Luther 1517: How you can see the Reformation through Martin Luther's eyes

This year marks the 500th year of the Reformation, conventionally held to have started on October 31, 1517, when Martin Luther nailed his 95 Theses to the door of the Castle Church in Wittenberg.

Whether it happened exactly like that is open to dispute, but Wittenberg is the centre of a year of celebrations. The homes of Luther and his collaborator Philip Melanchthon are museums, the former a world centre of Luther studies, while the lovely town in Saxony-Anhalt is welcoming tens of thousands of visitors.

Luther 1517

Among the most extraordinary sights is one that's thoroughly modern, though it brings the past to life in an extraordinary way.

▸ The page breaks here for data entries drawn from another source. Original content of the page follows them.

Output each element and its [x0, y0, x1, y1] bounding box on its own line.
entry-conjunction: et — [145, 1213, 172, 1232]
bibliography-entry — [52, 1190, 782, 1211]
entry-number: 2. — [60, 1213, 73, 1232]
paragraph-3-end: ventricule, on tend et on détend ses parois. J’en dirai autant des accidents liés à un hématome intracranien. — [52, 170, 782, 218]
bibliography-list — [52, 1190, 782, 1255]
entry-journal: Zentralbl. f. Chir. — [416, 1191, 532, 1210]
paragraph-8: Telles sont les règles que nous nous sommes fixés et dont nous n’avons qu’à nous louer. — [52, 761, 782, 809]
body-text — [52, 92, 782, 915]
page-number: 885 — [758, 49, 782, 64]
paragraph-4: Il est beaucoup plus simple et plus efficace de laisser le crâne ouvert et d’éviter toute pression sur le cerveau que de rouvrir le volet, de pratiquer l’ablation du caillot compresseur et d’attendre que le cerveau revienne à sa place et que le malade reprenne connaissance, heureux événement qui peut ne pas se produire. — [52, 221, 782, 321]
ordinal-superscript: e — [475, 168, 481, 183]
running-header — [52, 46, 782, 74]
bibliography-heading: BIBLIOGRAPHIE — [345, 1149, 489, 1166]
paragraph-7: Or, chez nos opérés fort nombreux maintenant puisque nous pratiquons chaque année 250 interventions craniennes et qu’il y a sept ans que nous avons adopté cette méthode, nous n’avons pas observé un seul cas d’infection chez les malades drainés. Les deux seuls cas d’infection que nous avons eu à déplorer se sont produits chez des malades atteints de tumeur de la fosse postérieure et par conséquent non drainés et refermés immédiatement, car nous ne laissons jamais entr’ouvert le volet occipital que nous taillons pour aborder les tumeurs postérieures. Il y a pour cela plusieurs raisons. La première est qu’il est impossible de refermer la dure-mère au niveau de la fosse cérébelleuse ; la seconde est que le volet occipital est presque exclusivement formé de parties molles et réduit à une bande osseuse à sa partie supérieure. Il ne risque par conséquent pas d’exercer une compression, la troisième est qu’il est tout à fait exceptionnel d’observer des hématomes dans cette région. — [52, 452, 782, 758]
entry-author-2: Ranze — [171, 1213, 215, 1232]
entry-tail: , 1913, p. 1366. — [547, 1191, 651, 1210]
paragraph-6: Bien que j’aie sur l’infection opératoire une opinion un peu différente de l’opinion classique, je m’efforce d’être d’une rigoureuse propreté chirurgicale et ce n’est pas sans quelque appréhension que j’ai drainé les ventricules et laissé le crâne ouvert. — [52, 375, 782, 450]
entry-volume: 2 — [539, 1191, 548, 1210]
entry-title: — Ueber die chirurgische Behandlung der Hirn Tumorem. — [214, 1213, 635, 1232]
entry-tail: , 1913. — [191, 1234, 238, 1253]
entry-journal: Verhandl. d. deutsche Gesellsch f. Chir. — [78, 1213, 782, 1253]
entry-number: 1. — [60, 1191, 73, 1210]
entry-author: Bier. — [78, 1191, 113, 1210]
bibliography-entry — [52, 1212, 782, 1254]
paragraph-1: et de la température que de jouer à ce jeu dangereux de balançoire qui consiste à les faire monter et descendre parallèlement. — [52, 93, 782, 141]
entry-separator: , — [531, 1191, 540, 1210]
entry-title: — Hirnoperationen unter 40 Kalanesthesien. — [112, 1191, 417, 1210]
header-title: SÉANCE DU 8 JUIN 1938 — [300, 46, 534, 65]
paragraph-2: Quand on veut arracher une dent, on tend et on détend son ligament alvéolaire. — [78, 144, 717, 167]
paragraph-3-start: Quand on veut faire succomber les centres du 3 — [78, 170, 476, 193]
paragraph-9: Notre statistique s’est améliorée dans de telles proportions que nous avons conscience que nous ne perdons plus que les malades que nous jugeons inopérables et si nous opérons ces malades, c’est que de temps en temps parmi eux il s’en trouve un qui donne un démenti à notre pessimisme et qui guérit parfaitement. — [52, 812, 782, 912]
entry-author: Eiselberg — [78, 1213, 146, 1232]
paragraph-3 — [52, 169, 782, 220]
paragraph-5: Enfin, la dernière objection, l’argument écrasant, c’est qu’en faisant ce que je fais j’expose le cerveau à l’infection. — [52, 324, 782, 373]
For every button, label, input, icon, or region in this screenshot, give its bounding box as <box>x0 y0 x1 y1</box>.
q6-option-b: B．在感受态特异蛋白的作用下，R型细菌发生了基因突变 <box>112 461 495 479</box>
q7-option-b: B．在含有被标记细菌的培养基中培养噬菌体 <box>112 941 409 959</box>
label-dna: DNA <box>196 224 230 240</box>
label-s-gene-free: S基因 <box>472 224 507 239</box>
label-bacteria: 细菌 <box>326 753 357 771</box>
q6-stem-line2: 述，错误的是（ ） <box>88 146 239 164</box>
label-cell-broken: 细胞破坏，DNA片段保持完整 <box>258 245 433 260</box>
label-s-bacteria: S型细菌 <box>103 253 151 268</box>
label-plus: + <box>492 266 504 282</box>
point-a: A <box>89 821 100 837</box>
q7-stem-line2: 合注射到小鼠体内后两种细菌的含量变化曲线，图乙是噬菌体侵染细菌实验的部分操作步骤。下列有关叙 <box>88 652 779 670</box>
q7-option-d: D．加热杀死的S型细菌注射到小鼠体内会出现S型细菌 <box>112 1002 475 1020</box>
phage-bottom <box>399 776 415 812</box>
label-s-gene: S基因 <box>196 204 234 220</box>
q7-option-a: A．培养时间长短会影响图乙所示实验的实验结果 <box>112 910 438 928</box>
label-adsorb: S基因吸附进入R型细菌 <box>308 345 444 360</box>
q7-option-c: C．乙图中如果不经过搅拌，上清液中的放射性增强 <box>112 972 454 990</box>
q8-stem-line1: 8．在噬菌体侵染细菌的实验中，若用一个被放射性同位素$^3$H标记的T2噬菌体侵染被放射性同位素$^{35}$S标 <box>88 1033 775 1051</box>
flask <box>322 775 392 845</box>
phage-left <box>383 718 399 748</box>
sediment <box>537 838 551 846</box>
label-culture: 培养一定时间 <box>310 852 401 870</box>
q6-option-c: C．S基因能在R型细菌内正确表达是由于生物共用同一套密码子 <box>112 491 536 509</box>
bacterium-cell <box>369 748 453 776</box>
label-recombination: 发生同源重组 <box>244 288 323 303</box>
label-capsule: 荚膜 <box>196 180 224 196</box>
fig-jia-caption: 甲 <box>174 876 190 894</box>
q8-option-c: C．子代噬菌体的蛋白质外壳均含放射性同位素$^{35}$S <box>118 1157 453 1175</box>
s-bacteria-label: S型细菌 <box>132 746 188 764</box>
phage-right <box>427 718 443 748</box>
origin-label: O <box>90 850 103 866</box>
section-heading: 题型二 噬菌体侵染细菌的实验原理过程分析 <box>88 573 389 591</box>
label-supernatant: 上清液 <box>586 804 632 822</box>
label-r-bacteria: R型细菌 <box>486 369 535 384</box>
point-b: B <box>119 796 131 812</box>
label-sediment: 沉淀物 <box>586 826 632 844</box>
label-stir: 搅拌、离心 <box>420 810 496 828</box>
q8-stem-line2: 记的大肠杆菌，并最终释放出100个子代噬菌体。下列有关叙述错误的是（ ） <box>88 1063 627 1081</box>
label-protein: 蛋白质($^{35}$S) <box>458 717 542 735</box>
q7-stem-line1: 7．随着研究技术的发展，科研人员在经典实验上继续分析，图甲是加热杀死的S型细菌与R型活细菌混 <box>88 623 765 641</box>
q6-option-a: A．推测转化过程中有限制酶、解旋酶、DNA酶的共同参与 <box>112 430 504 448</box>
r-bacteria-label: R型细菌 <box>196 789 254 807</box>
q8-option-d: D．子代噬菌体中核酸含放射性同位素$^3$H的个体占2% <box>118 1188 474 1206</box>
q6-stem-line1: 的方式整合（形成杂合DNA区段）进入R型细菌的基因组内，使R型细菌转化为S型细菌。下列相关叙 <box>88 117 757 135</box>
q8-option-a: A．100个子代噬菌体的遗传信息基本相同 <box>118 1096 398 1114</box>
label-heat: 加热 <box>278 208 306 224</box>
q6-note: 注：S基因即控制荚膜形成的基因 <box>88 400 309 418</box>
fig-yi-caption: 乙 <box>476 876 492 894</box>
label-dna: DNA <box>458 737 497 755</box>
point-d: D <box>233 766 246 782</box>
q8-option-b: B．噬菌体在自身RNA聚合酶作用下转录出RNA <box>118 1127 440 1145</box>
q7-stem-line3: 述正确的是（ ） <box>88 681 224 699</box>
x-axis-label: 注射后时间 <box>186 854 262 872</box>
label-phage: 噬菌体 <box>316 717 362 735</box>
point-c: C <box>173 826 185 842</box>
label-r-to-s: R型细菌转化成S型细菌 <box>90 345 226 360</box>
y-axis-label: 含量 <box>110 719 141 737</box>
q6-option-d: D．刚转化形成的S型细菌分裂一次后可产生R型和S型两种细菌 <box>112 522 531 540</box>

Yadegar Asisi is an artist of Iranian extraction, born in Vienna and raised in Saxony. Since 1993 he has been constructing giant 360-degree panoramas that allow visitors to experience an entire landscape as though they were part of it –and he's made one for Wittenberg.

Luther 1517

Luther 1517 is 15 metres high and 75 metres across. It's like being on the inside of a drum (there's a viewing platform in the centre). And every inch is covered with scenes from Luther's life in Wittenberg, created in hyper-realistic detail with cutting-edge digital technology. The scenes were posed by real actors, photographed and digitally stitched together, then printed on special rolls of fabric. The effect is magical, especially when the lighting changes and the scene moves from daylight through evening and darkness to dawn in a 20-minute cycle.

Luther 1517

The detail and depth of thinking behind the panorama is remarkable. There's 16th-century street life, like the one-legged beggar and his dog. There are nobles, peasants and forlorn children, and lots of animals. There's even a brothel, and a bath house. Frederick the Wise rides in procession into the town. Luther preaches; Luther wrestles with Thomas Muntzer, the dangerous Anabaptist, and rows with the dreadful Friar Tetzel, whose selling of indulgences precipitated the whole thing; and here is Luther tearing an indulgence from a woman's hands and nailing his poster on the church door (he appears in 14 different scenes).

Luther 1517

But if this is a history project, it is as much Horrible Histories as anything else. A Jew is abused, reflecting Luther's hateful antisemitism. In the distance a cloud of smoke rises: a woman suspected of witchcraft is being slowly burned alive with her sons after a drought and famine. It was not Luther's doing, but he was in the town at the time. Books are being burned, but books are being packed into barrels and carted off out of the city to spread the word of Reform, too. Alongside them is a cartload of dung, a not-so-subtle joke by the artist: yes, the Reformation achieved great and good things, but the virtues of the Reformers give us no excuse for ignoring their sins.

Luther 1517

It is an expensive project – around €4.5 million. But it will be in situ for around five years, and it is an extraordinary perpective on Luther's life. Wittenberg itself is very pretty and unspoilt, and the street plan is just the same as it was in Luther's day – but Luther 1517 arguably gives a better idea of what it was like to walk its streets 500 years ago.